Duración: 124 minutos.
Falsas promesas
La década de los setenta -que quedó perdida entre otros dos mucho más relevantes y mitificados decenios- sirvió, sin embargo, en el cine para que un numeroso grupo de creadores de todo tipo cambiasen el rumbo de esa industria (quizá salvándolo de un ostracismo preocupante), y reinterpretasen para siempre el arte de contar historias con imágenes. La mayoría comenzó sus pasos en esos tiempos, pero terminó estrenando sus mejores títulos a lo largo de los años ochenta y noventa. Bastantes de los nombres surgidos entonces continúan aún hoy en activo y siguen brindándonos lecciones magistrales (a nosotros espectadores y a muchos cineastas que en todos estos años les han emulado y seguido sus pasos). Otros cuantos dejaron su legado para perderse después en el recuerdo.

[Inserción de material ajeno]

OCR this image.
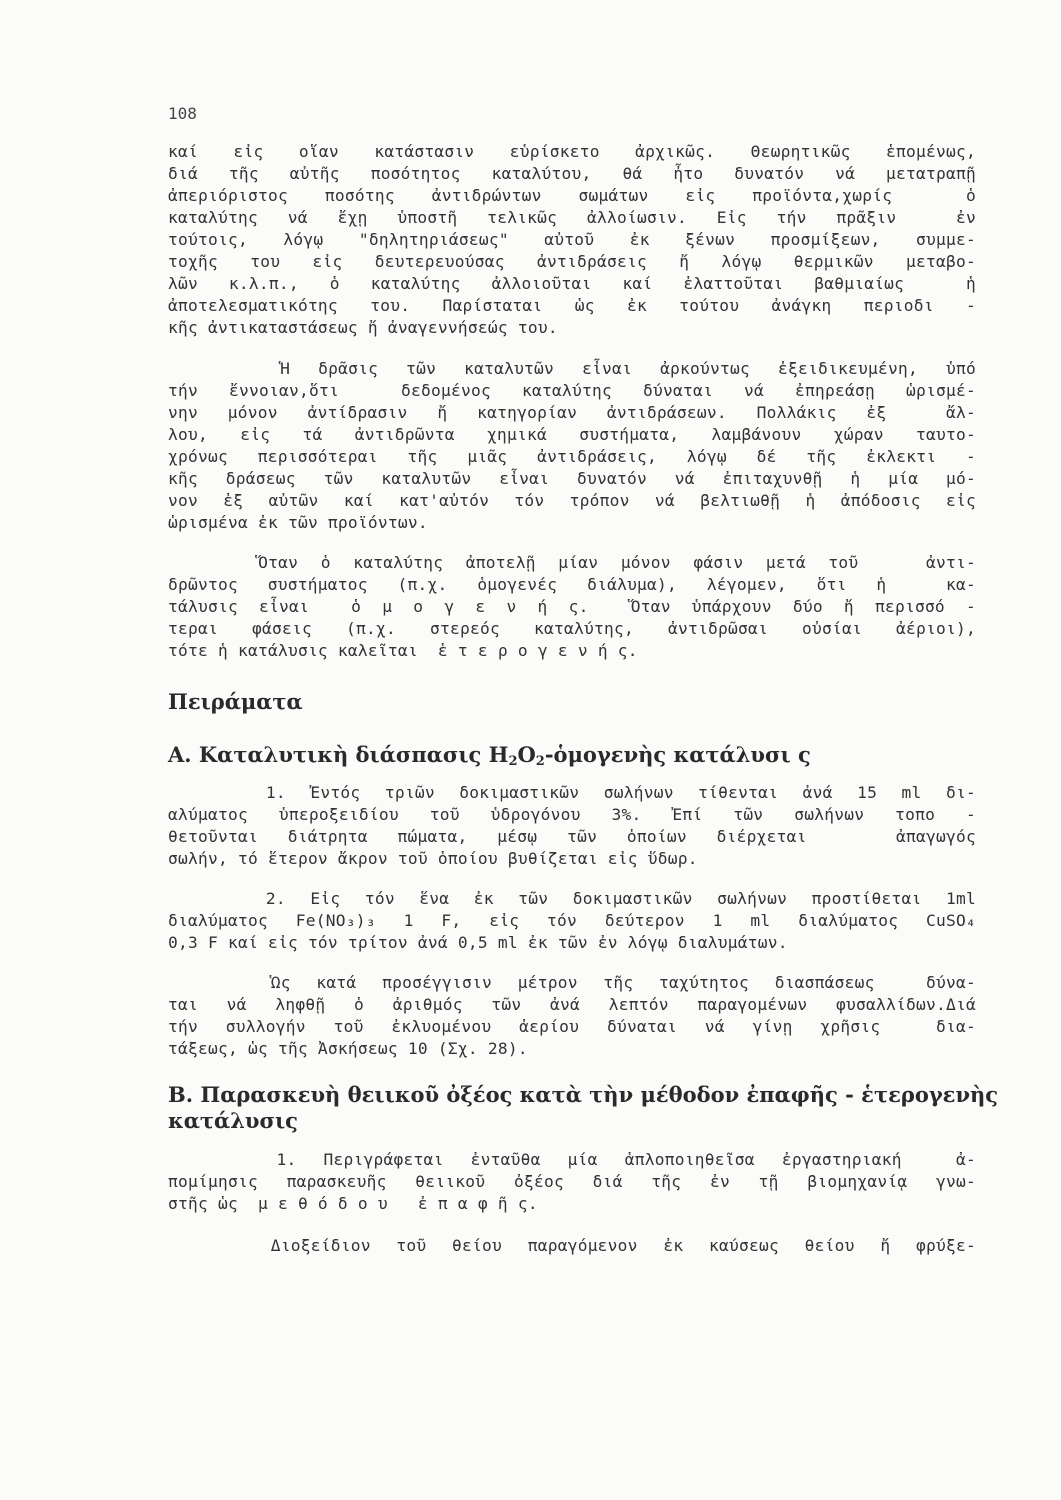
108
καί εἰς οἵαν κατάστασιν εὑρίσκετο ἀρχικῶς. Θεωρητικῶς ἑπομένως,
διά τῆς αὐτῆς ποσότητος καταλύτου, θά ἦτο δυνατόν νά μετατραπῇ
ἀπεριόριστος ποσότης ἀντιδρώντων σωμάτων εἰς προϊόντα,χωρίς  ὁ
καταλύτης νά ἔχῃ ὑποστῆ τελικῶς ἀλλοίωσιν. Εἰς τήν πρᾶξιν  ἐν
τούτοις, λόγῳ "δηλητηριάσεως" αὐτοῦ ἐκ ξένων προσμίξεων, συμμε-
τοχῆς του εἰς δευτερευούσας ἀντιδράσεις ἤ λόγῳ θερμικῶν μεταβο-
λῶν κ.λ.π., ὁ καταλύτης ἀλλοιοῦται καί ἐλαττοῦται βαθμιαίως  ἡ
ἀποτελεσματικότης του. Παρίσταται ὡς ἐκ τούτου ἀνάγκη περιοδι -
κῆς ἀντικαταστάσεως ἤ ἀναγεννήσεώς του.
Ἡ δρᾶσις τῶν καταλυτῶν εἶναι ἀρκούντως ἐξειδικευμένη, ὑπό
τήν ἔννοιαν,ὅτι  δεδομένος καταλύτης δύναται νά ἐπηρεάσῃ ὡρισμέ-
νην μόνον ἀντίδρασιν ἤ κατηγορίαν ἀντιδράσεων. Πολλάκις ἐξ  ἄλ-
λου, εἰς τά ἀντιδρῶντα χημικά συστήματα, λαμβάνουν χώραν ταυτο-
χρόνως περισσότεραι τῆς μιᾶς ἀντιδράσεις, λόγῳ δέ τῆς ἐκλεκτι -
κῆς δράσεως τῶν καταλυτῶν εἶναι δυνατόν νά ἐπιταχυνθῇ ἡ μία μό-
νον ἐξ αὐτῶν καί κατ'αὐτόν τόν τρόπον νά βελτιωθῇ ἡ ἀπόδοσις εἰς
ὡρισμένα ἐκ τῶν προϊόντων.
Ὅταν ὁ καταλύτης ἀποτελῇ μίαν μόνον φάσιν μετά τοῦ   ἀντι-
δρῶντος συστήματος (π.χ. ὁμογενές διάλυμα), λέγομεν, ὅτι ἡ  κα-
τάλυσις εἶναι  ὁ μ ο γ ε ν ή ς.  Ὅταν ὑπάρχουν δύο ἤ περισσό -
τεραι φάσεις (π.χ. στερεός καταλύτης, ἀντιδρῶσαι οὐσίαι ἀέριοι),
τότε ἡ κατάλυσις καλεῖται  ἑ τ ε ρ ο γ ε ν ή ς.
Πειράματα
Α. Καταλυτικὴ διάσπασις $H_2O_2$-ὁμογενὴς κατάλυσι ς
1. Ἐντός τριῶν δοκιμαστικῶν σωλήνων τίθενται ἀνά 15 ml δι-
αλύματος ὑπεροξειδίου τοῦ ὑδρογόνου 3%. Ἐπί τῶν σωλήνων τοπο -
θετοῦνται διάτρητα πώματα, μέσῳ τῶν ὁποίων διέρχεται   ἀπαγωγός
σωλήν, τό ἕτερον ἄκρον τοῦ ὁποίου βυθίζεται εἰς ὕδωρ.
2. Εἰς τόν ἕνα ἐκ τῶν δοκιμαστικῶν σωλήνων προστίθεται 1ml
διαλύματος Fe(NO₃)₃ 1 F, εἰς τόν δεύτερον 1 ml διαλύματος CuSO₄
0,3 F καί εἰς τόν τρίτον ἀνά 0,5 ml ἐκ τῶν ἐν λόγῳ διαλυμάτων.
Ὡς κατά προσέγγισιν μέτρον τῆς ταχύτητος διασπάσεως  δύνα-
ται νά ληφθῇ ὁ ἀριθμός τῶν ἀνά λεπτόν παραγομένων φυσαλλίδων.Διά
τήν συλλογήν τοῦ ἐκλυομένου ἀερίου δύναται νά γίνῃ χρῆσις  δια-
τάξεως, ὡς τῆς Ἀσκήσεως 10 (Σχ. 28).
Β. Παρασκευὴ θειικοῦ ὀξέος κατὰ τὴν μέθοδον ἐπαφῆς - ἑτερογενὴς
κατάλυσις
1. Περιγράφεται ἐνταῦθα μία ἁπλοποιηθεῖσα ἐργαστηριακή  ἀ-
πομίμησις παρασκευῆς θειικοῦ ὀξέος διά τῆς ἐν τῇ βιομηχανίᾳ γνω-
στῆς ὡς  μ ε θ ό δ ο υ   ἐ π α φ ῆ ς.
Διοξείδιον τοῦ θείου παραγόμενον ἐκ καύσεως θείου ἤ φρύξε-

Existe un tercer grupo de artistas que crearon obras relevantes -algunas consideradas clásicos absolutos del séptimo arte- que, por el contrario, se debieron dejar lo mejor de sí mismos en los años comentados; porque, aun siguiendo tras las cámaras en la actualidad, jamás fueron capaces de acercarse -siquiera remotamente- a dichos clásicos filmados.
Hay dos casos que ocupan de forma clara, para mí, los primeros puestos del ranking de directores ochenteros “caídos en desgracia”: Rob Reiner y Ridley Scott. El primero fue capaz de encadenar entre 1986 y 1992 cinco películas extraordinarias, alguna magistral. Títulos para el recuerdo y alguna obra maestra de inspirado artesano. Tras eso, el desierto. Una carrera que nunca deparó ya nada a la altura.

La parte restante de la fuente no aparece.